My job is another world, and I seem to be actively trying to keep it apart from myself. Partly this is the nature of the company I work for -- certainly it's not the most cosy and social of environments -- but mostly I think it's just me. I like these people well enough, but I don't want to give them anything more. Work occupies so much of my life and so much of my time that in the end I just want say enough, already. Enough.

Validate me. Make me real. Pay me. Leave me the fuck alone.

Don't ask. Don't tell.

As I said: a complicated relationship.
Posted by matt at January 14, 2005 08:40 PM

Comments

Trite though this may sound, I feel your pain. Your description is very akin to what Pakistani workplaces are like (excluding the propositioning).

Posted by: Sin at January 15, 2005 10:49 AM

"- Do you want to fuck me, Matthew?
- Er...
- Because I want to fuck you..."

All you versatile people baffle me.

Posted by: Faustus, M.D. at January 15, 2005 01:30 PM

Well, you fixed-role types are a bit of a mystery to me too.

I'm not convinced this guy was being that literal, though. He could have been using "fuck" to mean more generally "have sex with."

Either sense would have been fine with me :)

Posted by: matt at January 15, 2005 06:29 PM

I tried to post a comment but unfortunately wasn't allowed to post it because the posting software considered it contained "questionable content" (which it didn't).

Posted by: Frank at January 16, 2005 10:47 PM

Are you sure?

If you want to send me what you were going to post, I may be able to identify and fix the problem.

Posted by: matt at January 16, 2005 11:24 PM

I think you should have done the colleague.

Mainly because I believe in making life deliciously complicated and that work is at its most exciting (and therefore least dull and most bearable) when such inappropriate shenanigans are afoot.
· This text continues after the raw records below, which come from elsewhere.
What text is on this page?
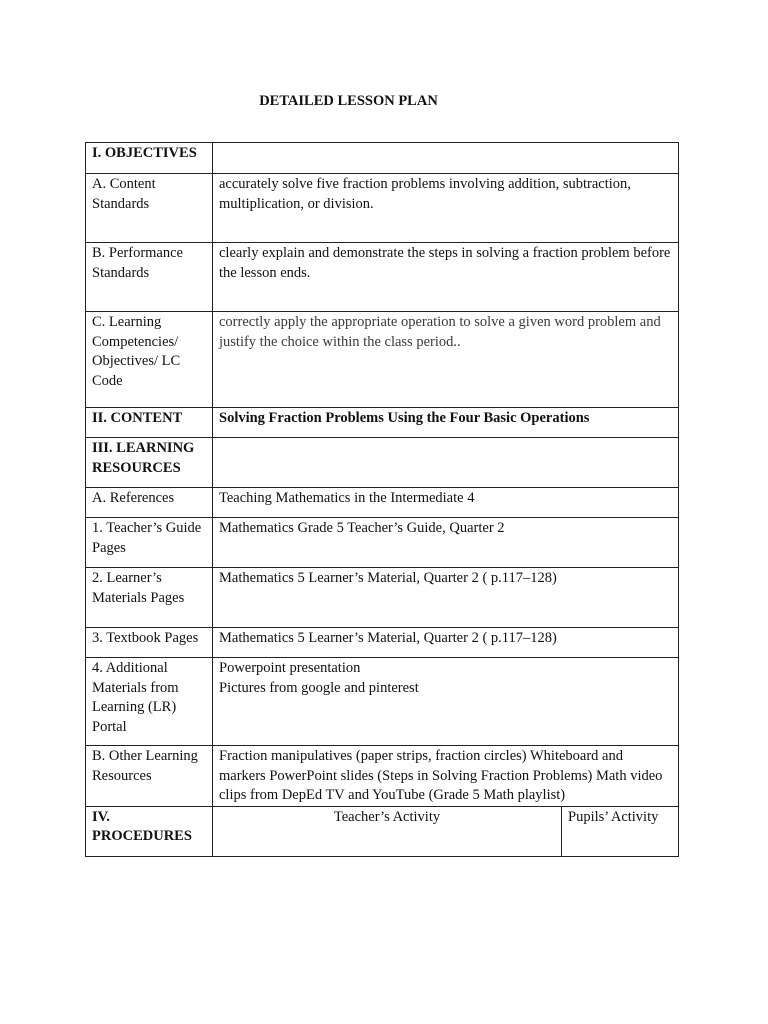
DETAILED LESSON PLAN
I. OBJECTIVES		
A. Content Standards	accurately solve five fraction problems involving addition, subtraction, multiplication, or division.	
B. Performance Standards	clearly explain and demonstrate the steps in solving a fraction problem before the lesson ends.	
C. Learning Competencies/ Objectives/ LC Code	correctly apply the appropriate operation to solve a given word problem and justify the choice within the class period..	
II. CONTENT	Solving Fraction Problems Using the Four Basic Operations	
III. LEARNING RESOURCES		
A. References	Teaching Mathematics in the Intermediate 4	
1. Teacher’s Guide Pages	Mathematics Grade 5 Teacher’s Guide, Quarter 2	
2. Learner’s Materials Pages	Mathematics 5 Learner’s Material, Quarter 2 ( p.117–128)	
3. Textbook Pages	Mathematics 5 Learner’s Material, Quarter 2 ( p.117–128)	
4. Additional Materials from Learning (LR) Portal	Powerpoint presentation
Pictures from google and pinterest	

B. Other Learning Resources	Fraction manipulatives (paper strips, fraction circles) Whiteboard and markers PowerPoint slides (Steps in Solving Fraction Problems) Math video clips from DepEd TV and YouTube (Grade 5 Math playlist)	
IV. PROCEDURES	Teacher’s Activity	Pupils’ Activity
Especially if he has a girlfriend.

Posted by: Eurodan at January 16, 2005 11:34 PM

I'm in agreement with Dan. In a world cluttered with annoying and imperfect things like work, gratuitous complication can provide a wonderful distraction from the horror of it all ;-)

Or since you describe the colleague as "very attractive" perhaps you could just fob him off on one of us?

As for your "alien planet" comment, I've been patiently awaiting the return of the mother ship for some decades now. On its arrival I feel certain that everything will at last make some sort of sense.

Posted by: Shyboy at January 17, 2005 12:39 AM

Add one vote for doing the colleague. If he has a 'girlfriend' might also be a useful part of some belated process for him.

Posted by: Max at January 17, 2005 03:09 PM

It could be worse. You could work where I do where almost everyone is 50+ and married. Going out after work is not done. Better to have a casual acquaintance life than no life at all.